Na quinta-feira (19/09/2024), a Casa do Trabalhador deu início a uma série de oficinas de capacitação voltadas para o mercado de trabalho, com a participação de aproximadamente 25 pessoas. A iniciativa, promovida pela Prefeitura de Feira de Santana por meio das secretarias da Juventude (Sejuv) e de Trabalho, Turismo e Desenvolvimento Econômico (Settdec), continuará na sexta-feira, 20 de setembro, das 9 às 10 horas.
Os cursos são conduzidos pelos servidores da própria Casa do Trabalhador e têm como objetivo preparar os participantes para o mercado de trabalho, abordando habilidades essenciais para a obtenção de um emprego formal. As oficinas cobrem temas como inclusão digital, emissão da carteira de trabalho digital, dicas para entrevistas de emprego, comportamento e vestimenta apropriados, elaboração de currículos e direitos e deveres do trabalhador.
A secretária da Juventude, Suelen Assis Moreira, destacou o compromisso do governo municipal em criar oportunidades para os cidadãos no mercado de trabalho por meio dessas iniciativas.
“A preocupação do governo é que o jovem e todos os cidadãos tenham as mesmas oportunidades no mercado de trabalho. Estamos empenhados em oferecer as ferramentas e os mecanismos necessários por meio de cursos e oficinas de capacitação”, afirmou.
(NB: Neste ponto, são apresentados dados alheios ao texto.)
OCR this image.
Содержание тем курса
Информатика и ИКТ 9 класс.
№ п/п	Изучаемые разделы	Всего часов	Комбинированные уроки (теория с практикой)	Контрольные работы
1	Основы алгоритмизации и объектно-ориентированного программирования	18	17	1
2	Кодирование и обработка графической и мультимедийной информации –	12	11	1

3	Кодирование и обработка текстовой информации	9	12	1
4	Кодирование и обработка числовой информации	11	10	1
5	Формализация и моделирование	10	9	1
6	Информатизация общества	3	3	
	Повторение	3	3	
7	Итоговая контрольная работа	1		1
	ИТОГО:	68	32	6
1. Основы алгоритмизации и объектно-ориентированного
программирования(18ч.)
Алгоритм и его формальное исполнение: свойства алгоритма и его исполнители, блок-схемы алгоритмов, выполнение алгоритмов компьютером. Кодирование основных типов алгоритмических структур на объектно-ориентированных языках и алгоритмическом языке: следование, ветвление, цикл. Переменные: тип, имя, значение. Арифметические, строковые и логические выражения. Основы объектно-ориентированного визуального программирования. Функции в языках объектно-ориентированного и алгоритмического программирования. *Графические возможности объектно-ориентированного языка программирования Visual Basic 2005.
A secretária também observou que muitos trabalhadores são reprovados em entrevistas devido à falta de conhecimento sobre como se comportar adequadamente. As oficinas visam aprimorar essas habilidades para melhorar as chances de sucesso dos participantes. O diretor da Casa do Trabalhador, Fábio Souza, mencionou planos para tornar as oficinas de capacitação uma atividade permanente, em colaboração com a Secretaria da Juventude, devido à demanda existente tanto entre jovens quanto trabalhadores adultos.
“Estamos querendo que esses cursos sejam permanentes. Há uma demanda significativa entre o público jovem e também entre trabalhadores adultos. Muitas pessoas são encaminhadas para entrevistas, mas acabam reprovadas por falta de preparo adequado. Pretendemos, junto com a Secretaria da Juventude, tornar essas oficinas permanentes para qualificar os trabalhadores”, explicou Souza.
Carolina Pereira Santos, de 29 anos, estudante de Pedagogia, busca seu primeiro emprego formal como atendente. Ela comentou:
“Quero trabalhar como atendente de loja ou clínica. Nunca encontrei cursos específicos nessa área, mas já atuei de forma informal. Tenho experiência, porém, não registrada na carteira de trabalho. Ao me capacitar, posso melhorar minhas chances e me destacar em futuras entrevistas de emprego.”